Nell’era del progresso e della lotta per i diritti, cioè quella a cui stiamo assistendo attivamente negli ultimi anni, bisogna ancora – purtroppo – assistere a scene che ci fanno notare quanto certi problemi siano in realtà ancora molto presenti.
Gli stadi sono il luogo dove si vedono maggiormente gli episodi di razzismo. Nelle partite di calcio maschile, dove la presenza di giocatori stranieri di carnagione scura è elevata, poiché in un calcio sempre più fisico e globale sono giocatori molto ambiti, rispondendo alle qualità di velocità e fisicità, si assiste spesso ad insulti discriminatori, anche verso gli italiani di colore.
Il calcio femminile, di contro, è cresciuto e continua a crescere con la purezza della passione delle atlete e di chi le segue, principalmente amici e familiari. Oggi, seguendo le partite della massima serie, possiamo notare incontri che superano i 1000 partecipanti, ma nelle categorie inferiori, come la serie C ad esempio, ci sono numeri nettamente inferiori (dai 30 ai 200 tifosi), anche per via delle strutture che non hanno possibilità di ospitare più spettatori. In alcuni impianti le persone sono in piedi davanti alla recinzione o su piccole gradinate scoperte, quindi la vicinanza al campo di gioco è massima. Quello che viene urlato dagli spalti, raggiunge l’orecchio di tutti, soprattutto delle calciatrici in campo. Per questo, chi segue il calcio femminile di solito è un pubblico che deve prendersi la responsabilità di quello che viene detto.
Il caso di Rafiat Folakemi Sule, giocatrice del Vicenza, non può passare inosservato, e non può essere ignorato.
Durante la partita Vicenza-Jesina, in seguito ad un episodio che ha portato l’espulsione dell’attaccante nigeriana del Vicenza, dagli spalti sono partiti insulti da due genitori di una calciatrice della squadra ospite, un ispettore di Polizia – coloro che dovrebbero difendere e prevenire l’accadere di questi tipo di episodi – e sua moglie, che si sono lasciati scappare parole offensive, facendo riferimento alle sue origini Sudafricane.
In seguito i due, una volta identificati, si sono giustificati con la scusa dell’essersi fatti trasportare dalla foga e dalla rabbia agonistica del momento, negando anche alcune frasi dette, che comunque si possono ascoltare in maniera nitida dal video che il Vicenza ha riportato sui suoi profili social, e che tutti abbiamo ascoltato.
Le calciatrici devono già avere a che fare con la discriminazione tra generi, che le vede combattere da sempre per raggiungere la parità di diritti dei colleghi uomini, ricevendo insulti sessisti anche da chi invece dovrebbe tutelarle. Ora sono anche costrette a sopportare i casi di razzismo.

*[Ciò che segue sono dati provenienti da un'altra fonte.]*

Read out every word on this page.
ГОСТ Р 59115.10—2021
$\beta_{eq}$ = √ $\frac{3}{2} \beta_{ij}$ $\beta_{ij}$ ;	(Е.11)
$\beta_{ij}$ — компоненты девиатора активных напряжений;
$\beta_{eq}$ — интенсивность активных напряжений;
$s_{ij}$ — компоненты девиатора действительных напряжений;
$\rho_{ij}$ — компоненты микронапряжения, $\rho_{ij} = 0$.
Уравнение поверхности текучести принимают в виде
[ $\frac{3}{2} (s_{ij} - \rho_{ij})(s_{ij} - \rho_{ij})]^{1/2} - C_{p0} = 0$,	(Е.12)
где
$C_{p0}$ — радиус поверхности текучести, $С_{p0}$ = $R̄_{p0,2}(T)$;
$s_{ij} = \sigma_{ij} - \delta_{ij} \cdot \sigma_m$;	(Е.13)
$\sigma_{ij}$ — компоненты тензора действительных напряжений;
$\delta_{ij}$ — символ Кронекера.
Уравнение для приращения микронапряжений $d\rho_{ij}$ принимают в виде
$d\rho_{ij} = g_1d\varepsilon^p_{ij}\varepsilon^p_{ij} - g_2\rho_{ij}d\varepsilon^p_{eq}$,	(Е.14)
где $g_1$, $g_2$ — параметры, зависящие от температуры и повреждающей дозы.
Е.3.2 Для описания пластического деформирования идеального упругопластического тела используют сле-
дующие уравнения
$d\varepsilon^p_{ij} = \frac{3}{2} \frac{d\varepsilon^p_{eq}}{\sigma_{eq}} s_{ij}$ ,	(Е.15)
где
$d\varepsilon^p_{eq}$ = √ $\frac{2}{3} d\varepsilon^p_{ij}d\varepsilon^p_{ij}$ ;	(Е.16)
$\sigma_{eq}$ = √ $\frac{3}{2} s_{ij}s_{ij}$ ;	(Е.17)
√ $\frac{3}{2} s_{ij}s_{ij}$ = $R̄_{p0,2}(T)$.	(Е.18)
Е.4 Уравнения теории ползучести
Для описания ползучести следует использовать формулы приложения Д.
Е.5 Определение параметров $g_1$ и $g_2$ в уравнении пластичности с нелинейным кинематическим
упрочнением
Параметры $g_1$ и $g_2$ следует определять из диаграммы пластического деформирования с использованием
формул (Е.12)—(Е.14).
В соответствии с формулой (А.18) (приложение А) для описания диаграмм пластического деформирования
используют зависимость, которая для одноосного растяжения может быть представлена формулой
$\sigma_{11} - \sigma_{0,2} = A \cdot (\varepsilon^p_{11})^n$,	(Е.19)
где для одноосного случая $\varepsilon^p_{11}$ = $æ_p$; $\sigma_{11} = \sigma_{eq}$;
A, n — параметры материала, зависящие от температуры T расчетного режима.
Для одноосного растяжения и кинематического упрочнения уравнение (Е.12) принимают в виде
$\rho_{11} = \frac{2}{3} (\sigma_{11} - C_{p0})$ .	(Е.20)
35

Possiamo anche dire ironicamente che il razzismo negli stadi è superato, ma purtroppo i casi aumentano a dismisura quando si passa sui social, dove lì le persone possono nascondersi dietro bot e profili fake, evitando così di farsi riconoscere.
È per questo che crediamo che non si possa e non lo si debba accettare. Il razzismo è un male da estirpare, lo vogliamo non solo fuori dagli stadi, ma anche da qualsiasi altro ambito, lavorativo e non.